Der zunächst geplante Besuch im Gazastreifen wird vermutlich doch nicht stattfinden. Erdoğan wäre gern zur Hamas gereist. Die islamistischen Palästinenser stehen ihm ideologisch deutlich näher als die Fatah im Westjordanland. Eine der türkischen Forderungen an Israel war neben der offiziellen Entschuldigung für den Tod der neun türkischen Aktivisten bei der Erstürmung der Mavi Marmara und Wiedergutmachungszahlungen an ihre Hinterbliebenen auch die Aufhebung der Seeblockade.

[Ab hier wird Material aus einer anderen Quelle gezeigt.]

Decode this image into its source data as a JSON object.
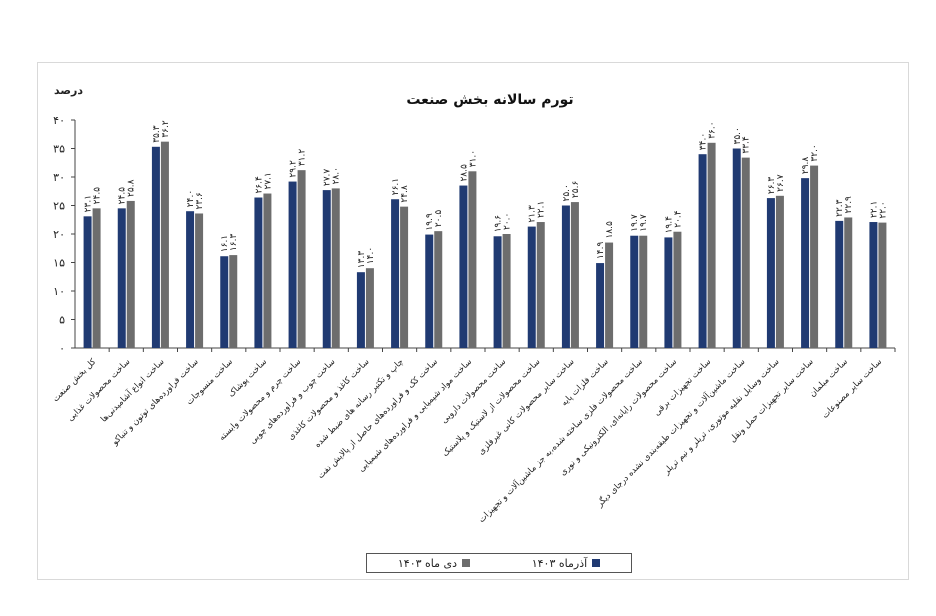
{
  "chart_data": {
    "type": "bar",
    "title": "تورم سالانه بخش صنعت",
    "ylabel": "درصد",
    "ylim": [
      0,
      40
    ],
    "yticks": [
      "۰",
      "۵",
      "۱۰",
      "۱۵",
      "۲۰",
      "۲۵",
      "۳۰",
      "۳۵",
      "۴۰"
    ],
    "categories": [
      "کل بخش صنعت",
      "ساخت محصولات غذایی",
      "ساخت انواع آشامیدنی‌ها",
      "ساخت فراورده‌های توتون و تنباکو",
      "ساخت منسوجات",
      "ساخت پوشاک",
      "ساخت چرم و محصولات وابسته",
      "ساخت چوب و فراورده‌های چوبی",
      "ساخت کاغذ و محصولات کاغذی",
      "چاپ و تکثیر رسانه های ضبط شده",
      "ساخت کک و فراورده‌های حاصل از پالایش نفت",
      "ساخت مواد شیمیایی و فراورده‌های شیمیایی",
      "ساخت محصولات دارویی",
      "ساخت محصولات از لاستیک و پلاستیک",
      "ساخت سایر محصولات کانی غیرفلزی",
      "ساخت فلزات پایه",
      "ساخت محصولات فلزی ساخته شده،به جز ماشین‌آلات و تجهیزات",
      "ساخت محصولات رایانه‌ای، الکترونیکی و نوری",
      "ساخت تجهیزات برقی",
      "ساخت ماشین‌آلات و تجهیزات طبقه‌بندی نشده درجای دیگر",
      "ساخت وسایل نقلیه موتوری، تریلر و نیم تریلر",
      "ساخت سایر تجهیزات حمل ونقل",
      "ساخت مبلمان",
      "ساخت سایر مصنوعات"
    ],
    "series": [
      {
        "name": "آذرماه ۱۴۰۳",
        "color": "#203a72",
        "values": [
          23.1,
          24.5,
          35.3,
          24.0,
          16.1,
          26.4,
          29.2,
          27.7,
          13.3,
          26.1,
          19.9,
          28.5,
          19.6,
          21.3,
          25.0,
          14.9,
          19.7,
          19.4,
          34.0,
          35.0,
          26.3,
          29.8,
          22.3,
          22.1
        ],
        "labels": [
          "۲۳.۱",
          "۲۴.۵",
          "۳۵.۳",
          "۲۴.۰",
          "۱۶.۱",
          "۲۶.۴",
          "۲۹.۲",
          "۲۷.۷",
          "۱۳.۳",
          "۲۶.۱",
          "۱۹.۹",
          "۲۸.۵",
          "۱۹.۶",
          "۲۱.۳",
          "۲۵.۰",
          "۱۴.۹",
          "۱۹.۷",
          "۱۹.۴",
          "۳۴.۰",
          "۳۵.۰",
          "۲۶.۳",
          "۲۹.۸",
          "۲۲.۳",
          "۲۲.۱"
        ]
      },
      {
        "name": "دی ماه ۱۴۰۳",
        "color": "#6d6d6d",
        "values": [
          24.5,
          25.8,
          36.2,
          23.6,
          16.3,
          27.1,
          31.2,
          28.0,
          14.0,
          24.8,
          20.5,
          31.0,
          20.0,
          22.1,
          25.6,
          18.5,
          19.7,
          20.4,
          36.0,
          33.4,
          26.7,
          32.0,
          22.9,
          22.0
        ],
        "labels": [
          "۲۴.۵",
          "۲۵.۸",
          "۳۶.۲",
          "۲۳.۶",
          "۱۶.۳",
          "۲۷.۱",
          "۳۱.۲",
          "۲۸.۰",
          "۱۴.۰",
          "۲۴.۸",
          "۲۰.۵",
          "۳۱.۰",
          "۲۰.۰",
          "۲۲.۱",
          "۲۵.۶",
          "۱۸.۵",
          "۱۹.۷",
          "۲۰.۴",
          "۳۶.۰",
          "۳۳.۴",
          "۲۶.۷",
          "۳۲.۰",
          "۲۲.۹",
          "۲۲.۰"
        ]
      }
    ],
    "legend": "bottom",
    "grid": false
  }
}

Israel hatte infolge des internationalen Drucks im vergangenen Sommer die Landblockade für den Import von Gütern in den Gazastreifen weitgehend aufgehoben. Der Export bleibt den Palästinensern weiter verwehrt. Eine Lockerung der Seeblockade steht in Jerusalem aus Sorge vor der Lieferung von Waffen an die Hamas nicht zur Debatte. Damit ist das Auslaufen der nächsten Gaza-Flottille nur eine Frage der Zeit – und dieses Mal vielleicht tatsächlich eskortiert von türkischen Kriegsschiffen, wie zumindest Premier Erdoğan gedroht hat.

 

„Schweigen ist beste Reaktion“

Israels Außenminister Lieberman schoss nun verbal zurück: „Wir werden Erdoğan einen Preis abverlangen, der ihm zeigt, dass es sich nicht lohnt, Israel zu erzürnen.“ Die Türkei soll Israel „mit Respekt und dem üblichen Anstand behandeln“. Der streitbare Außenminister lässt sich leichter provozieren als Dan Meridor, Minister für Geheimdienste, der an seine Kollegen appelliert hat, jetzt kühlen Kopf zu bewahren. „Schweigen ist die beste Reaktion.“

Auch Israels Verteidigungsminister Ehud Barak, der erneut sein Bedauern über den Tod der türkischen Aktivisten aussprach, versuchte die Wogen zu glätten: „Die Türkei wird nicht zu unserem Feind werden und wir haben nicht das geringste Interesse, sie zu unserem Feind zu machen.“ Er zeigte sich zuversichtlich, dass die Krise vorübergehen werde.

 

Angst vor Isolation Israels

Die Eiszeit zwischen den beiden Staaten, die lange vor dem Flottilla-Zwischenfall begonnen hatte, hätte – so weit ist man sich in Jerusalem einig – mit einer Entschuldigung ohnehin nicht beendet werden können. Allerdings wäre die akute Konfrontation zu verhindern gewesen, aber „auch dafür ist es jetzt zu spät“, fürchtet Alon Liel, einst israelischer Botschafter in Ankara. Liel ist überzeugt, dass die Krise bilateral nicht beigelegt werden kann und zeigt sich besorgt über die zunehmende Isolation Israels. „Vor zehn Jahren gab es hier neun Vertretungen muslimischer Staaten, heute sind es nur noch drei: Türkei, Ägypten, Jordanien.“

Auf einen Blick

Der Konflikt zwischen Israel und der Türkei wegen der Erstürmung des türkischen Gaza-Hilfsschiffes Mavi Marmara 2010 eskaliert weiter. Der türkische Premier Erdoğan drohte jetzt, Hilfsschiffe in Hinkunft von der türkischen Marine eskortieren zu lassen. Israels Außenminister Lieberman warnte Erdoğan, er werde einen „Preis“ für Israels Erzürnung zahlen.